City and school district leaders, teachers, administrators, Child Nutrition Program employees and students were present to help celebrate the kickoff of the service that benefits local children and their families.
Break for a Plate, which is federally-funded and administered through the state, helps ensure that all Alabama children can continue to receive nutritious meals throughout the summer break by offering free meals to any child 18 years old and under. The program will run from June 1 to July 27.
CNP director Cacyce Davis said Elmore County Schools will give out meal kits one day per week, but each bag will contain enough food for seven days.
Every Tuesday from 5-6:30 p.m. families can pick up a meal kit at one of five locations: Wetumpka Middle School, Holtville Middle School, Redland Elementary School, Eclectic Middle School and Coosada Elementary School.
The kits will contain at least 6 pounds of fresh produce, most of which will be Alabama grown.
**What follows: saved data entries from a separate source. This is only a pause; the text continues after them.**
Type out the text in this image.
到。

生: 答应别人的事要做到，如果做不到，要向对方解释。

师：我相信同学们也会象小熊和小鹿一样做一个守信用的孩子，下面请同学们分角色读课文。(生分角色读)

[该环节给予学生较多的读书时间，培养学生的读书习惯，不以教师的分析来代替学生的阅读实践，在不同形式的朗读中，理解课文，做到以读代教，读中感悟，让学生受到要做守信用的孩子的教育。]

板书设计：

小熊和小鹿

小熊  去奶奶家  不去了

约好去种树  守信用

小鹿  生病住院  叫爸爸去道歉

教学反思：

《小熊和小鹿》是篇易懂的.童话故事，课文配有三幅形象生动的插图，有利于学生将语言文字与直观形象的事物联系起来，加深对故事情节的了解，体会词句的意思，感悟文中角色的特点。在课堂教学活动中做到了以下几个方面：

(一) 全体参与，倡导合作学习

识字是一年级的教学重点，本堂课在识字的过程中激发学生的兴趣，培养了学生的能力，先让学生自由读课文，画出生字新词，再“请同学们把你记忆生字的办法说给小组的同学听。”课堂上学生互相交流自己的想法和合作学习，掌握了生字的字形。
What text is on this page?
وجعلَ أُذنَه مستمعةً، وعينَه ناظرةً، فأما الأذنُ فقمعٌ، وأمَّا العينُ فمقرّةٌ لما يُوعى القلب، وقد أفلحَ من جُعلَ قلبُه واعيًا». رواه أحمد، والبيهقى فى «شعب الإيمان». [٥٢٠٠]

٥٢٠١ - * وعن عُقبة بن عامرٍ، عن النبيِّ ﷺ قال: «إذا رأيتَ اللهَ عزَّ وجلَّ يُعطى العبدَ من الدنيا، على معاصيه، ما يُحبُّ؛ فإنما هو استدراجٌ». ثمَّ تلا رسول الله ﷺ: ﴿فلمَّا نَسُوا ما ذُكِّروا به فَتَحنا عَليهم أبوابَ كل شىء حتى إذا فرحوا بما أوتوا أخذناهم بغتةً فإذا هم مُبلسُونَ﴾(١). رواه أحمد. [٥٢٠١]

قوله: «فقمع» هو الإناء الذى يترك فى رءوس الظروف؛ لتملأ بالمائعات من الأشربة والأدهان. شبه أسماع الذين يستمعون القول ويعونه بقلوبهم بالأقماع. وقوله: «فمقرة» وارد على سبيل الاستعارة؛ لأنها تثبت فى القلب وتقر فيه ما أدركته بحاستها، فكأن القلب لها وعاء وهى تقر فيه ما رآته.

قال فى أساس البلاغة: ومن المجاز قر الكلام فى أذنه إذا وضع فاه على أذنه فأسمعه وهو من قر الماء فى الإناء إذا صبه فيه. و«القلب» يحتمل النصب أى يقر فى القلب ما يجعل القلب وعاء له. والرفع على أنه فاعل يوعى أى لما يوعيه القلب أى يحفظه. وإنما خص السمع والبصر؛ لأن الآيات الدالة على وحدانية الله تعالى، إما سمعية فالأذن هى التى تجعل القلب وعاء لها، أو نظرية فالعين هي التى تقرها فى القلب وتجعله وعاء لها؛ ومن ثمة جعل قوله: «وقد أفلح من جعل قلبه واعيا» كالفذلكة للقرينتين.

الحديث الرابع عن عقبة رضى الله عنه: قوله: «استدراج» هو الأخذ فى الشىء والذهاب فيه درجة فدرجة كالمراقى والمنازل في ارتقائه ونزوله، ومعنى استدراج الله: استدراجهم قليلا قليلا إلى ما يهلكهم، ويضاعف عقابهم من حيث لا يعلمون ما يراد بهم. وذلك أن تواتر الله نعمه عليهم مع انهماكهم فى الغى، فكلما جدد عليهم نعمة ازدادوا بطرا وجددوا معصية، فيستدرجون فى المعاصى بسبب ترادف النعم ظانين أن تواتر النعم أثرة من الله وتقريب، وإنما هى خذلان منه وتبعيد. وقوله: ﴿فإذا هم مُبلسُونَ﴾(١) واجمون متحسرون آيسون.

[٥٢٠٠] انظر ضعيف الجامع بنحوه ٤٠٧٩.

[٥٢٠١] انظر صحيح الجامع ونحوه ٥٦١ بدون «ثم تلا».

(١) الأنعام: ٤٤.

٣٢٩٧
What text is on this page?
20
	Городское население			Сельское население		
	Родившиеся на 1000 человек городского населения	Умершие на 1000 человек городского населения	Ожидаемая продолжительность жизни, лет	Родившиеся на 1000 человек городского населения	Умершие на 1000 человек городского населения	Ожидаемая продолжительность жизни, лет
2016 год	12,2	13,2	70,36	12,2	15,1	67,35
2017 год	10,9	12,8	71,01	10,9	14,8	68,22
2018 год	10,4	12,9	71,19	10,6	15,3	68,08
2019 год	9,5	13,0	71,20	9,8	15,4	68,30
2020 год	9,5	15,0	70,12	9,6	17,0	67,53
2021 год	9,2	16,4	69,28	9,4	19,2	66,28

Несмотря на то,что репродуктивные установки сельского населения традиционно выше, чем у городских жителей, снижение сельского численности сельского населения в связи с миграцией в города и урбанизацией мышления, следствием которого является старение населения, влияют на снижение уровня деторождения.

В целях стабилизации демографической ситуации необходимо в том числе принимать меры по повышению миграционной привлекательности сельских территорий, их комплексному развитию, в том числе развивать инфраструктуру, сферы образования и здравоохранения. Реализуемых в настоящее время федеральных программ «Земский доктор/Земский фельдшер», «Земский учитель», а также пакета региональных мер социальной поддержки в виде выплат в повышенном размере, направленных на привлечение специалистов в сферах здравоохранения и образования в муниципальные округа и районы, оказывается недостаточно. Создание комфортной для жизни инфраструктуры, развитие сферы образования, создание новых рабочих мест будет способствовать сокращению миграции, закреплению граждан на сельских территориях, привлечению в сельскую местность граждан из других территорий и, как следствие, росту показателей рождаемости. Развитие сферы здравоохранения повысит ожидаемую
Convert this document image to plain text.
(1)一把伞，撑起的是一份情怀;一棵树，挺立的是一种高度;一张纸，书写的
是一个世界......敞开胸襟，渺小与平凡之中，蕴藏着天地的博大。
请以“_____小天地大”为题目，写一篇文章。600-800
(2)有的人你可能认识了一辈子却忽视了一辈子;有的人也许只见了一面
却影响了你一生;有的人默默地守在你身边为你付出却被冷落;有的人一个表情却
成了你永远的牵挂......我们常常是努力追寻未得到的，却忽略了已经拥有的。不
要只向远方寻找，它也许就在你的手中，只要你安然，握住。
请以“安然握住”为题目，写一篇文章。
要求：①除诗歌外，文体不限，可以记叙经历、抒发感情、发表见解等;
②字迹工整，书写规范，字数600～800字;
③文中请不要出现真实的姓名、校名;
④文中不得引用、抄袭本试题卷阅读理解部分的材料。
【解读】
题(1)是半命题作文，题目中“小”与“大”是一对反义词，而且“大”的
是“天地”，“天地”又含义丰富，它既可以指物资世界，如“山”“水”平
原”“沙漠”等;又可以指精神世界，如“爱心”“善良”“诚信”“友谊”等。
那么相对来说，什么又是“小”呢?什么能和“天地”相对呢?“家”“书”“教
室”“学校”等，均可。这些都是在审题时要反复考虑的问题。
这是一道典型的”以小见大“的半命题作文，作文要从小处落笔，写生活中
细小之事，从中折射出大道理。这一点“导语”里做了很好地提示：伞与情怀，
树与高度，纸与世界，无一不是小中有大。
The first-week meal kits also featured Johnsonville Sausage, Kellogg’s Frosted Flakes, Cheez-It Crackers, Austin Peanut Butter Crackers and a gallon of milk.
The meal served to students at the kickoff event featured beef from cows that were raised by students in Wetumpka High School's agriculture program. The meal also included products from Elmore County-based Blue Ribbon Dairy and Beyond Harvest, an Alabama food co-op located in Phenix City.
"This summer's theme is 'Eat fresh, Elmore,'" Davis said. "We're encouraging students and their families to eat healthy while supporting local farmers in Elmore County and throughout the state. We've also issued a challenge to students. Every day they're supposed to eat fresh fruits and veggies, drink water and exercise and read for at least 20 minutes."
Davis said 60 CNP employees have agreed to forgo their summer break in order to make sure those in need get fed this summer.
Last summer, the district served as many as 9,000 kids per week through its feeding program. Davis expects the load to be about the same this year.
Allowing families to take their meals home is one aspect of the program that began last year in response to COVID. In the past, kids were required to eat their meals on-site. It's one aspect of the COVID requirements that Davis hopes will remain in place. It is the responsibility of the U.S. Congress to decide on the rules regarding child nutrition programs.
"It's allowed us to break down barriers and improve access for those who really need it," Davis said. "Taking the meals home also encourages families to eat more meals together."